I believe that in your case it is strongly linked to your being a type 5 Enneagram. MBTI type plays a role in the actual processing, but Enneagram gets a lot closer to what the emotions, the fears, the desires are. In particular, check out the integration levels:
https://sites.google.com/site/upatel8/personalitytype5 (towards the bottom of the page)
That's the Riso-Hudson version of 5s. Helen Palmer has some other insights, which I found best summarized in this bullet-point list:
This is the map you've been looking for. See how your Enneagram type (which I am
very sure is a 5 based on our interactions) describes a kind of aversion to emotions? Now here's the thing: it's not going to FEEL like an "aversion". It's not going to FEEL like a "fear". The way you do it is by "not feeling" in the first place: that's part of your coping mechanism. Mine as a 9 is an aversion to feeling anger. In the past, I would truly believe that I was not angry even when I was extremely angry. This is the "emotional bullshit" I'm getting at.
The 5's version of "emotional bullshit" is "I'm not emotional". (And variations on a theme - don't get nitpicky with me on this, please. It's an intrinsic fear of emotions and the lack of control they represent.)
Hence my saying that I probably can't explain it to you: every time I do so, you push back. You don't want to go there. You turn it back into some sort of rational thing when it isn't. You aren't pushing back on purpose. Your pushing back because this is a part of who you are, intrinsically.
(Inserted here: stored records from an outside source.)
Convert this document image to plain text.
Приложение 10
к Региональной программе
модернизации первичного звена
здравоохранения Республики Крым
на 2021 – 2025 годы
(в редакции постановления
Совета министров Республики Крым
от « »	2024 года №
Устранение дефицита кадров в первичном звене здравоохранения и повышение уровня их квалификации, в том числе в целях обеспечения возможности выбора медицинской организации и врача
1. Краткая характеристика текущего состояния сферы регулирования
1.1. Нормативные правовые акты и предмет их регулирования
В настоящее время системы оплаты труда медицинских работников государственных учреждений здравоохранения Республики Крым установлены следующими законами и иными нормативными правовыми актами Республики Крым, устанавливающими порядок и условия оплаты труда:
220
Worse, it's not as if I'm an expert on this. In many ways, I'm brand new, and all I can do is say, "Here's the starting point." But each individual's inner terrain is different, and even if I know where the starting point is, I can't easily see where
that individual's path leads from there. I only know what my path looked/looks like, and I followed the 9 side, not the 5 side.
Maybe start by asking yourself "What is the
emotional reason I made that choice?" when you choose things. All of your choices are informed by your emotions. Think of rationality as the proofs and lemmas, and the emotions as axioms. What axioms do you choose and why? And come up with reasons other than "it's rational" or "it makes sense". Why does it "make sense"?
I'm just stabbing in the dark, here. ... So I'll end with a tl;dr synopsis.
TL; DR - Emotions, both ours and others', contain a lot of useful information. This isn't four-color comics level of information, but a detailed oil painting that explains why people do what they do. The Four Agreements strives to show us how to separate the "drama" of the emotions from the "information" of the emotions. A rejection of drama can seem to align with the superficial message of the book, but usually such a rejection entails a rejection of emotional processing overall, and thus misses the information inherent in emotions.